- Leader: Amr bin Habrish
- Founded: 12 October 2025
- Country: Yemen
- Allegiance: Hadhramaut Tribal Alliance
- Active regions: Hadhramaut Governorate
- Wars: Yemeni civil war (2014–present) South Yemen insurgency 2025–2026 Southern Yemen campaign 2025 Hadhramaut offensive; ; ; ;

= Hadhramaut Protection Forces =

Militant organization in Yemen

Hadhramaut Protection Forces (قوات حماية حضرموت) is an armed wing of the Hadhramaut Tribal Alliance organization in Hadhramaut Governorate, Yemen.

==History==
The group was founded on 12 October 2025, by the Hadhramaut Tribal Alliance and with its leader Amr bin Habrich Al-Alawi.
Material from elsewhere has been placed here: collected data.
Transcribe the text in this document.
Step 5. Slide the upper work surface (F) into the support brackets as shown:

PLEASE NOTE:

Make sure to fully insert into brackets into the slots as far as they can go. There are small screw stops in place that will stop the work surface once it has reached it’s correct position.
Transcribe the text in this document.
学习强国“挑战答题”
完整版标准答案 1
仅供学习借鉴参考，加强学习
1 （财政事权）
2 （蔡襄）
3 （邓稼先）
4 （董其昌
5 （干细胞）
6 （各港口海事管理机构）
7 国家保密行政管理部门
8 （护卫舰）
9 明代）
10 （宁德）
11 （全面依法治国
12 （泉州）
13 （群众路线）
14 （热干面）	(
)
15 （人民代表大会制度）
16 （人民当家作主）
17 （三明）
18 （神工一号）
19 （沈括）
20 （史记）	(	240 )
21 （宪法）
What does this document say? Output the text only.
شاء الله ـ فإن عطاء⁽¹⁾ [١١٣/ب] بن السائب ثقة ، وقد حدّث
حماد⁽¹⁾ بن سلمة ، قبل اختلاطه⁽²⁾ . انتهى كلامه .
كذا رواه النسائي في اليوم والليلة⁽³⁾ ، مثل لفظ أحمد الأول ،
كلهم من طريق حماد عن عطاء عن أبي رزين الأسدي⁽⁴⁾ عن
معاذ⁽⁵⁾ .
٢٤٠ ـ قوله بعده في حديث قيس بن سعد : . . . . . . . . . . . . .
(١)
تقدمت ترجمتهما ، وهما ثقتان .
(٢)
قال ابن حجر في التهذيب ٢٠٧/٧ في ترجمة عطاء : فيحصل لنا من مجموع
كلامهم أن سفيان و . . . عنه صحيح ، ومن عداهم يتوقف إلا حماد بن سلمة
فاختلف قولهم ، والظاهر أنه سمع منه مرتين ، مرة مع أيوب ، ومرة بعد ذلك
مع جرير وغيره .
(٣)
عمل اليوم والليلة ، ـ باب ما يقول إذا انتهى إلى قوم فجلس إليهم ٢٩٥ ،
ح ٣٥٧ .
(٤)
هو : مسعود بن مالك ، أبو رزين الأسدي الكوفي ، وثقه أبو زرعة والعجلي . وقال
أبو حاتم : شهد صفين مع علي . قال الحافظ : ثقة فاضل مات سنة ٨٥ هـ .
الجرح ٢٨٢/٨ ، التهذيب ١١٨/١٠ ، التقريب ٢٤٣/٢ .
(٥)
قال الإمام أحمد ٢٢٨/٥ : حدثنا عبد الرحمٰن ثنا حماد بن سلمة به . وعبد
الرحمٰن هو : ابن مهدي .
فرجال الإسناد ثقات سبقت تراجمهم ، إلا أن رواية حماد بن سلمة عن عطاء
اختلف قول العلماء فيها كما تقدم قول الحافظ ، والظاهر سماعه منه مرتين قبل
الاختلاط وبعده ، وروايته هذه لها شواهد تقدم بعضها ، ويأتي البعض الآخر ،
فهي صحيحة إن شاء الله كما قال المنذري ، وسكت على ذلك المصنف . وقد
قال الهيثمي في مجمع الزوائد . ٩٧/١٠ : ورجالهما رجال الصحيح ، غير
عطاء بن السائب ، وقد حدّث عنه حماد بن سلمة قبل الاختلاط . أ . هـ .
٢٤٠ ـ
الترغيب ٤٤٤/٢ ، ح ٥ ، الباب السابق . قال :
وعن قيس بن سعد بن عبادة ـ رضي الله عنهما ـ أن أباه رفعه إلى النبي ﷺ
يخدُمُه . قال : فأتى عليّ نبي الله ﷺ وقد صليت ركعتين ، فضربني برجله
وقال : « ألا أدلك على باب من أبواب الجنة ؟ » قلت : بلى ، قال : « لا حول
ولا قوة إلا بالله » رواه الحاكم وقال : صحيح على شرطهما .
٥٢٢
The Hadhramaut Protection Forces deployed their forces on 30 November, towards the facilities of PetroMasila, an oil company, According to Amr bin Habrish, the occupation was "to strengthen security in the area and defend national resources from any possible aggression or external interference", in addition to invading other oil fields, which led to Southern Transitional Council intervention in the 2025 Hadhramaut offensive. Backed by Saudi Arabia and established earlier this year, they called for "resistance" against the advance of the STC and accused the group of preparing to occupy the region.